Screening for colorectal cancer is an important preventive health practice that saves lives. But is colonoscopy really the "gold standard" for colorectal cancer screening? In Episode 172 of the American Family Physician podcast, I provided my "hot take" on a recent randomized trial that was designed to inform the answer to this question. You can listen to it in the embedded player starting at 22:50 or read the transcript below. Health care professionals may also be interested in a more in-depth discussion that I participated in for Medscape.

Hi, I’m Kenny Lin, deputy editor of AFP and an expert in cancer screening guidelines.

In 2002, the US Preventive Services Task Force first recommended colonoscopy as a primary screening test for colorectal cancer (CRC) in adults. This was an uncharacteristic decision, since the first randomized trial of colonoscopy would not be published for another 20 years.

Since then, flexible sigmoidoscopy has virtually disappeared as a screening option, and colonoscopy has become the primary screening method in the U.S. Gastroenterologists call it the “gold standard” and portray stool-based tests as an inferior alternative to be offered only to patients who refuse.

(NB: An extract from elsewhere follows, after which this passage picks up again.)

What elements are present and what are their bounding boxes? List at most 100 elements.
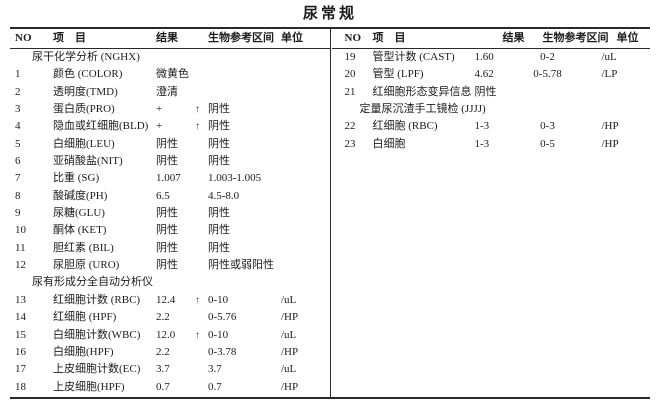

Of course, colonoscopy is less convenient and has serious risks that stool tests don’t: perforations, bleeding, and infections. The Task Force and others have assumed that colonoscopy saves more lives than stool tests, which reduce CRC mortality by around 15%, or flex sig, which lowers it by 25 to 30%. So the first trial results were surprising, even shocking. After 10 years, the group invited to undergo screening colonoscopies developed fewer cancers, but there was no change in CRC mortality.

Some have argued that a longer follow-up period, higher adherence in the intervention group, and better trained endoscopists might have produced better results. But at a minimum, this landmark trial suggests that it is not accurate to inform patients that colonoscopy is the best test for CRC screening or ethical to recommend it preferentially.

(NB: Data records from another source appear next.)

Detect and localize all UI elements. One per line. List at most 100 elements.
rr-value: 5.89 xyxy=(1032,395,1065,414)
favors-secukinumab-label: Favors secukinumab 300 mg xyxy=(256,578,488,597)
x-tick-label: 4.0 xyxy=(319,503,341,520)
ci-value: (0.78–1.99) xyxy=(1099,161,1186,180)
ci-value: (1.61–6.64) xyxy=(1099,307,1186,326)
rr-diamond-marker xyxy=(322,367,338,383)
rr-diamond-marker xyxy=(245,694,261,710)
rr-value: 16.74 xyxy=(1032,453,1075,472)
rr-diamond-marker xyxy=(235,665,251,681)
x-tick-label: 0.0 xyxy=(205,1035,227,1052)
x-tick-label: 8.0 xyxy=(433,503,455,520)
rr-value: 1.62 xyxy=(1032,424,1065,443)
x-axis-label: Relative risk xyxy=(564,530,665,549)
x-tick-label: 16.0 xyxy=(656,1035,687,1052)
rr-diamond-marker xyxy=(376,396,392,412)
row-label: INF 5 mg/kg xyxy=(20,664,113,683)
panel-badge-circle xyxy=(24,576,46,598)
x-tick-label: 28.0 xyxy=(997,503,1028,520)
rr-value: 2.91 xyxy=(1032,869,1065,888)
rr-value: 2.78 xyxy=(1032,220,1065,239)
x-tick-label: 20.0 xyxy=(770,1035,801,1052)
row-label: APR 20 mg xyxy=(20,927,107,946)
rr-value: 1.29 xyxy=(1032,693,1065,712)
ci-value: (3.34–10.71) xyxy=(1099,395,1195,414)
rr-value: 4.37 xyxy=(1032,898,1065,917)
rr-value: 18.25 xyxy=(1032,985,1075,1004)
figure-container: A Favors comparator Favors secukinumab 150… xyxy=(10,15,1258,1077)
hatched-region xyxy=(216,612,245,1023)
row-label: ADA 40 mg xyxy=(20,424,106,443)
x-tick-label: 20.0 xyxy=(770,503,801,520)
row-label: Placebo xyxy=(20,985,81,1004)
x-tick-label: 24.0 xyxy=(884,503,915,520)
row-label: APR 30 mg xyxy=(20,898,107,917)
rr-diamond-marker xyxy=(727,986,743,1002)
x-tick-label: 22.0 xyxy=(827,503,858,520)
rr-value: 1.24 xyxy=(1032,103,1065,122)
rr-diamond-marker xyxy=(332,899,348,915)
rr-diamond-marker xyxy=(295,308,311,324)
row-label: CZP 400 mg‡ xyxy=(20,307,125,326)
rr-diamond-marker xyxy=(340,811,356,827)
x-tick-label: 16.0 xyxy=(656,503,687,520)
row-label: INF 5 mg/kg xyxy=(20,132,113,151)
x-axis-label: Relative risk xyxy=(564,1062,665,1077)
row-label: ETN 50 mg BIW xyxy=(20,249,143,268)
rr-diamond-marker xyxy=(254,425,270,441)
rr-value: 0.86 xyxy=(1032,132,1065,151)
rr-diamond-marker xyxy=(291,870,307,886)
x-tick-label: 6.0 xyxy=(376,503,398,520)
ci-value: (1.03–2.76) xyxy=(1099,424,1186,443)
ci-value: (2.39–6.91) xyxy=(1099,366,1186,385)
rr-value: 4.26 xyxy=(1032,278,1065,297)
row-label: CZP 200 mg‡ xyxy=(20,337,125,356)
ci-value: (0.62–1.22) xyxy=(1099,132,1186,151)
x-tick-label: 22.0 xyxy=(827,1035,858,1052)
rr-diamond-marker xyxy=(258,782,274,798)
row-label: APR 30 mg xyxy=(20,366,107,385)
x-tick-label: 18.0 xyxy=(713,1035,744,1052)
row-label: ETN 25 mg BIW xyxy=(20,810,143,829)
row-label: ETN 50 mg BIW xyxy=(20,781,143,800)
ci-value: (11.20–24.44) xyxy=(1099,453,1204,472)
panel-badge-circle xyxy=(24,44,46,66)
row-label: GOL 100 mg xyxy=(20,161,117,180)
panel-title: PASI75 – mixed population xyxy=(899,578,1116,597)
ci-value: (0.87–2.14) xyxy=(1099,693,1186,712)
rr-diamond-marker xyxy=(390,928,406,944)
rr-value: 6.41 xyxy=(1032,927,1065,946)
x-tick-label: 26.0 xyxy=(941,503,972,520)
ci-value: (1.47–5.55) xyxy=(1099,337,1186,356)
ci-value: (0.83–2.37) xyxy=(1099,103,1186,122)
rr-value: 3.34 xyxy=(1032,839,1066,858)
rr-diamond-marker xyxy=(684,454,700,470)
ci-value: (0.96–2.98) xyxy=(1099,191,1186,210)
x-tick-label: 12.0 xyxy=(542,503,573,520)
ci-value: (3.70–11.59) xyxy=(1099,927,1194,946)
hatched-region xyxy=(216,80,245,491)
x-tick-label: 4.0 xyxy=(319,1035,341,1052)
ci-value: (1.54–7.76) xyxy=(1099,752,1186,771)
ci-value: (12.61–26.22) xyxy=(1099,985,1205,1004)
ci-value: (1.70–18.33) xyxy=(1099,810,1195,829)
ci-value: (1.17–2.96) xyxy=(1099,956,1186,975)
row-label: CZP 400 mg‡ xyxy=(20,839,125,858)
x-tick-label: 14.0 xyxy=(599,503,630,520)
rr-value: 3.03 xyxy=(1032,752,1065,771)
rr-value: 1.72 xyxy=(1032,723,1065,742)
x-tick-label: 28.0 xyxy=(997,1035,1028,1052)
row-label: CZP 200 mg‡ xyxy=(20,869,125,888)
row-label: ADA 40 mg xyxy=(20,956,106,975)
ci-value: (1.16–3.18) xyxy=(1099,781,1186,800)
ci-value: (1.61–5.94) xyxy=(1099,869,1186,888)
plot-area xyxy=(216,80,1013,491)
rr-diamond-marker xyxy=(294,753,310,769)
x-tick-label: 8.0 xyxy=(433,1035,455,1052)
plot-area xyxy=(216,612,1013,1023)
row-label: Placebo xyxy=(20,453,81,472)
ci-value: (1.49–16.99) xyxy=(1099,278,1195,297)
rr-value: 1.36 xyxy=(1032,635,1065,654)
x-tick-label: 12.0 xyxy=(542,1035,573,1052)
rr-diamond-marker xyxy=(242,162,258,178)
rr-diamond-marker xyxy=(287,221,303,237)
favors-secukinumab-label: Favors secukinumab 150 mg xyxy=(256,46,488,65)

Instead, we should explain that stool-based tests and colonoscopy have different benefits, harms, and screening intervals; that either test is better than none; and then let them decide. On a health system level, it may be worth taking another look at flex sig, an office procedure that older family physicians like me were trained to perform before the promotion of screening colonoscopy got out ahead of the evidence.